The Routing Problem: Why Polling Isn't Enough

To handle the execution part of this problem, the industry has turned to "durable execution" frameworks (such as Temporal, Inngest, or Restate). These tools make the process resilient, ensuring that if a server crashes, the workflow can resume from where it left off.

But durable execution solves the process problem, not the interaction problem. Because standard load balancers and HTTP cannot route a request to a specific running process, developers often revert to polling. The client polls a database endpoint to see if the durable process has written an update.

As noted in the source material, this essentially treats the database as a message bus—a workaround for a fundamental routing deficiency. Polling introduces latency, increases database load, and creates a poor user experience for streaming data.

Seeking a New Routing Primitive

To move beyond polling, we need a routing primitive that can address a process rather than just a server or a database. The goal is to be able to say: "Deliver this message to whoever is currently producing output for workflow X," without needing to know the specific server replica or IP address.

Why WebSockets Aren't the Answer

WebSockets provide bi-directional communication, but they are a connection, not an address. If a WebSocket connection drops—perhaps because a user enters a tunnel—the address is lost. There is no native way to reconnect to the exact same process state without an external routing mechanism.

The Case for Pub/Sub Channels

A more robust solution is the use of named pub/sub channels. In this model, neither the client nor the server process is the address; the transport channel is the address. Both the client and the server connect to a named channel. If the connection drops, the client simply reconnects to the same named channel and resumes the stream of data.
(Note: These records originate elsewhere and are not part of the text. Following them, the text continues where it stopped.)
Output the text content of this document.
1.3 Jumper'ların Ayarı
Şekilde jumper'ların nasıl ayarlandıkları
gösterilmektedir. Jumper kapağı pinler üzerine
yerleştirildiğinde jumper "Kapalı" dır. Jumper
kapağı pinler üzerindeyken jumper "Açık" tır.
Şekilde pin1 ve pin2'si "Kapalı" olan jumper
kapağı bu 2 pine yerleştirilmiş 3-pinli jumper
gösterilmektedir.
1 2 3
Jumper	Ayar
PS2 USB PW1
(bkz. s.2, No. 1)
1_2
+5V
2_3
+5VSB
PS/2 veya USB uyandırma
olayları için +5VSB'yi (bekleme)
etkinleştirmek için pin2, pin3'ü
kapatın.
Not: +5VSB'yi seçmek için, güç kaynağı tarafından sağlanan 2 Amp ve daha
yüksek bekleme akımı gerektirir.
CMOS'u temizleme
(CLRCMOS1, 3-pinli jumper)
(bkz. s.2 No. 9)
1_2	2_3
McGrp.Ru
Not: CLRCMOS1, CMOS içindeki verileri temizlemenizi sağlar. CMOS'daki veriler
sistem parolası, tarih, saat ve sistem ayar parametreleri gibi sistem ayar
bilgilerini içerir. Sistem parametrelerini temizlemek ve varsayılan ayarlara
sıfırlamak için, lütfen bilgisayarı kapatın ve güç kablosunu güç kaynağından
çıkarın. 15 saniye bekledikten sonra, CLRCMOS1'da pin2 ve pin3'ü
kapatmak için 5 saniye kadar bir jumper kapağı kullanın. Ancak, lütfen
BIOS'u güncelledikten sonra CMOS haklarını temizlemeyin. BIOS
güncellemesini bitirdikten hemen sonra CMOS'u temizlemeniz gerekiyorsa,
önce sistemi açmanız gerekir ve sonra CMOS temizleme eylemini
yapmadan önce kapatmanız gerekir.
By combining durable execution with durable transport (pub/sub), developers can create agentic applications where the workflow is resilient and the communication is seamless, eliminating the need to thread every token through a database for the sake of resilience.

Counterpoints and Industry Perspectives

The shift toward stateful routing is not without its critics. Some engineers argue that these "problems" are not new. Long-running jobs, webhooks, and job IDs have been used for decades to handle asynchronous work. Critics suggest that the "single source of truth" in the database is a proven pattern that should remain the core of system design.

Others point to existing technologies that already solve these issues, such as:

• Virtual Actors: The actor model (seen in Elixir or Azure Orleans) provides a way to address specific stateful entities.
• Durable Objects: Cloudflare's Durable Objects provide a way to coordinate state and compute in a single location.
• Session Pinning: A traditional method to ensure a client stays connected to a specific server.

Why LLMs Make This Urgent

If these patterns existed before, why does it matter now? The difference lies in the nature of LLMs: they are non-deterministic and expensive.

In a traditional system, if a connection drops, you can often retry the request and get the same result. With LLMs, retrying a request might produce a different answer and cost more tokens. You cannot afford to waste expensive compute or lose the state of a complex, non-deterministic chain of thought simply because of a network flicker.

LLMs have not invented these problems, but they have amplified them, making the trade-offs of the 20-year-old stateless web architecture more painful and visible than ever before.